The config file (config.json) defines the optimization problem and the setup of Gryffin. It must contain the three following fields: general, parameters and objectives.

  • general. It contains hyperparameter choices that will affect the performance of Gryffin. The whole list of hyperparameters and their default values are available at src/gryffin/utilities/defaults.py. Some of the most important hyperparameters (type) are:

    • auto_desc_gen (bool): It enables dynamic Gryffin for the case it is set to True and descriptors are provided.
    • sampling_strategies (int): Number of acquisition functions as per the Phoenics framework. By default, n sampling strategies are sampled evenly across the interval [-1, 1], i.e. lambdas = np.linspace(-1, 1, n).
  • parameters.
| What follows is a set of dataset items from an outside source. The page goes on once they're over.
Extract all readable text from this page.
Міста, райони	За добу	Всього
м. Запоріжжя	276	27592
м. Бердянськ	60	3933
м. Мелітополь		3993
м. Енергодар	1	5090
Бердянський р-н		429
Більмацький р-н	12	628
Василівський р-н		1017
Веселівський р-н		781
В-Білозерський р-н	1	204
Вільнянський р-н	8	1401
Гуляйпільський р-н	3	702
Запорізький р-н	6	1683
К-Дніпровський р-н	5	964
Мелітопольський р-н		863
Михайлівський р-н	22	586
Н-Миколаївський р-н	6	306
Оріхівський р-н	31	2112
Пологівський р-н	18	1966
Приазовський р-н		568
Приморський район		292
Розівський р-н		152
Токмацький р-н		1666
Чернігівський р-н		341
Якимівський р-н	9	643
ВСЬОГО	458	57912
It characterizes the parameters that are to be optimized. Gryffin supports continuous, categorical and discrete parameters. Each parameter type is characterized with a number of attributes.
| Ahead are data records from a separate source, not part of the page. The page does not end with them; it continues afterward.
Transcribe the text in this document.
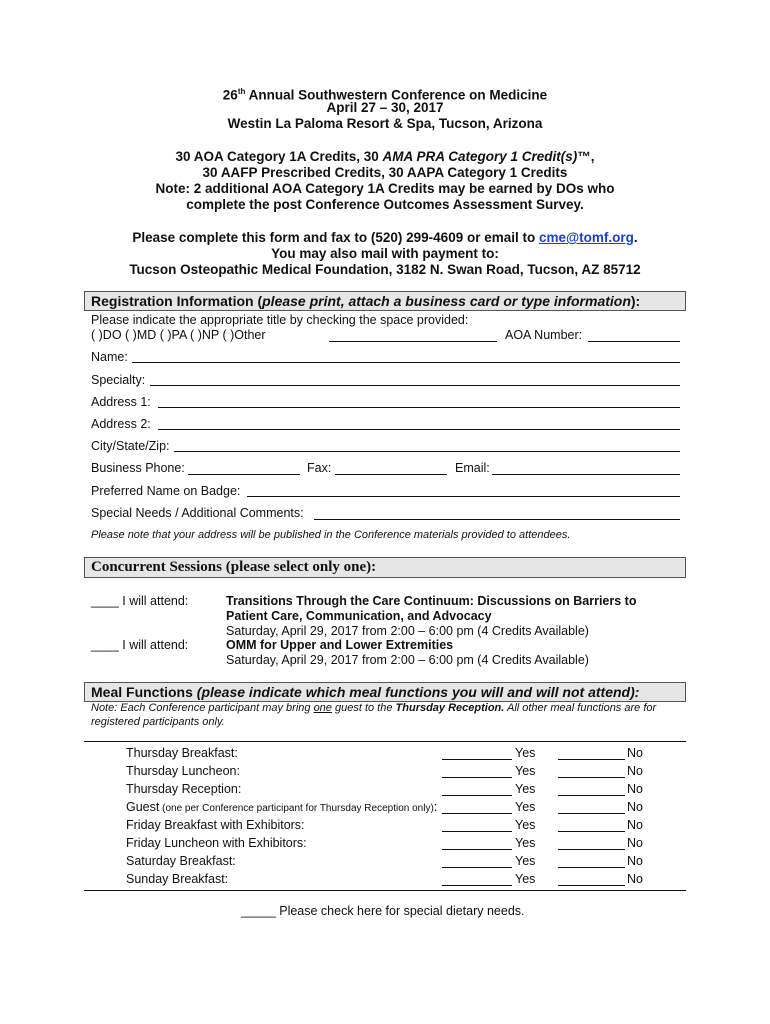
26th Annual Southwestern Conference on Medicine
April 27 – 30, 2017
Westin La Paloma Resort & Spa, Tucson, Arizona
30 AOA Category 1A Credits, 30 AMA PRA Category 1 Credit(s)™,
30 AAFP Prescribed Credits, 30 AAPA Category 1 Credits
Note: 2 additional AOA Category 1A Credits may be earned by DOs who
complete the post Conference Outcomes Assessment Survey.
Please complete this form and fax to (520) 299-4609 or email to cme@tomf.org.
You may also mail with payment to:
Tucson Osteopathic Medical Foundation, 3182 N. Swan Road, Tucson, AZ 85712
Registration Information (please print, attach a business card or type information):
Please indicate the appropriate title by checking the space provided:
( )DO ( )MD ( )PA ( )NP ( )Other	AOA Number:
Name:
Specialty:
Address 1:
Address 2:
City/State/Zip:
Business Phone:	Fax:	Email:
Preferred Name on Badge:
Special Needs / Additional Comments:
Please note that your address will be published in the Conference materials provided to attendees.
Concurrent Sessions (please select only one):
____ I will attend:	Transitions Through the Care Continuum: Discussions on Barriers to
Patient Care, Communication, and Advocacy
Saturday, April 29, 2017 from 2:00 – 6:00 pm (4 Credits Available)
____ I will attend:	OMM for Upper and Lower Extremities
Saturday, April 29, 2017 from 2:00 – 6:00 pm (4 Credits Available)
Meal Functions (please indicate which meal functions you will and will not attend):
Note: Each Conference participant may bring one guest to the Thursday Reception. All other meal functions are for
registered participants only.
Thursday Breakfast:	Yes	No
Thursday Luncheon:	Yes	No
Thursday Reception:	Yes	No
Guest (one per Conference participant for Thursday Reception only):	Yes	No
Friday Breakfast with Exhibitors:	Yes	No
Friday Luncheon with Exhibitors:	Yes	No
Saturday Breakfast:	Yes	No
Sunday Breakfast:	Yes	No
_____ Please check here for special dietary needs.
    • Continuous parameters are characterized by an upper (high) and lower (low) bound.
    • Categorical parameters take on one of a finite number of possible options. Options may be characterized by descriptors. Both information (options and descriptors) should be available in cat_details.
    • Discrete parameters also take on one of a finite number of possible options. Options are in the interval defined by an upper (high) and lower (low) bound.
  • objectives. It enumerates the list of objectives to optimize. For the case where the user defines more than one objective, all objectives are aggregated into one single objective based on the Chimera framework [3]. In either case, each objective must always be characterized with:

    • name (str): Name of the property to be optimized.
    • goal (maximize/minimize).

    Moreover, for multi-objective optimization problems there are additional attributes that must be provided:

    • hierarchy (int): hierarchy importance for each individual objective. The lower the more relevant it becomes.
    • tolerance (float): relative tolerance value.

For a more detailed description of each hyperparameter, we refer the user to [1], [2] and [3].
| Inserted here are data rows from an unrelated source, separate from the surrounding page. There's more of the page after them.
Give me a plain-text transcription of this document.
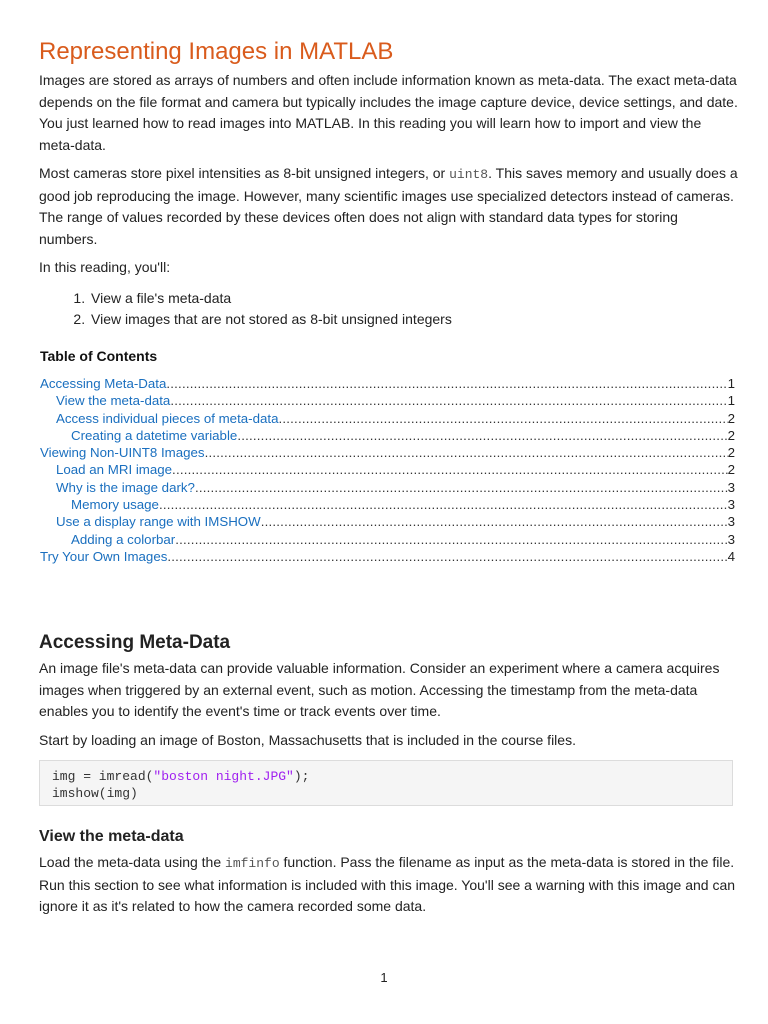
Representing Images in MATLAB

Images are stored as arrays of numbers and often include information known as meta-data. The exact meta-data depends on the file format and camera but typically includes the image capture device, device settings, and date. You just learned how to read images into MATLAB. In this reading you will learn how to import and view the meta-data.

Most cameras store pixel intensities as 8-bit unsigned integers, or uint8. This saves memory and usually does a good job reproducing the image. However, many scientific images use specialized detectors instead of cameras. The range of values recorded by these devices often does not align with standard data types for storing numbers.

In this reading, you'll:

1. View a file's meta-data
2. View images that are not stored as 8-bit unsigned integers
Table of Contents
Accessing Meta-Data .....	1
View the meta-data .....	1
Access individual pieces of meta-data .....	2
Creating a datetime variable .....	2
Viewing Non-UINT8 Images .....	2
Load an MRI image .....	2
Why is the image dark? .....	3
Memory usage .....	3
Use a display range with IMSHOW .....	3
Adding a colorbar .....	3
Try Your Own Images .....	4
Accessing Meta-Data

An image file's meta-data can provide valuable information. Consider an experiment where a camera acquires images when triggered by an external event, such as motion. Accessing the timestamp from the meta-data enables you to identify the event's time or track events over time.

Start by loading an image of Boston, Massachusetts that is included in the course files.

img = imread("boston night.JPG");
imshow(img)
View the meta-data

Load the meta-data using the imfinfo function. Pass the filename as input as the meta-data is stored in the file. Run this section to see what information is included with this image. You'll see a warning with this image and can ignore it as it's related to how the camera recorded some data.

1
Find below an example of config file.

{
	"general": {
		"auto_desc_gen": "False",
		"parallel":      "True",
		"boosted":       "False",
		"sampling_strategies": 2
	},
	"parameters": [
			{"name": "param_0", "type": "categorical", "size": 1, "category_details": "CatDetails/cat_details_param_0.pkl"},
			{"name": "param_1", "type": "categorical", "size": 1, "category_details": "CatDetails/cat_details_param_0.pkl"}
	],
	"objectives": [
			{"name": "obj", "goal": "minimize"}
    ]
}

Optimization of analytical functions

The goal of bayesian optimization is to find the parameter setup that maximizes/minimizes a black-box function. For benchmarking purposes, optimization techniques are often evaluated in functions whose analytical form is known. The benchmark_functions.py file contains examples of known functions such as Dejong, Camel or Ackley.

NOTE: The functions defined in benchmark_functions.py expect the suggested samples to be formatted as numpy arrays.

References

[1] Häse, F., Roch, L.M. and Aspuru-Guzik, A., 2020. Gryffin: An algorithm for Bayesian optimization for categorical variables informed by physical intuition with applications to chemistry. arXiv preprint arXiv:2003.12127.

[2] Häse, F., Roch, L. M., Kreisbeck, C. and Aspuru-Guzik, A. Phoenics: A Bayesian Optimizer for Chemistry. ACS Cent. Sci. 4.6 (2018): 1134-1145.

[3] Häse, F., Roch, L. M. and Aspuru-Guzik, A. Chimera: Enabling hierarchy based multi-objective optimization for self-driving laboratories. Chemical Science 2018, 9(39), 7642-7655.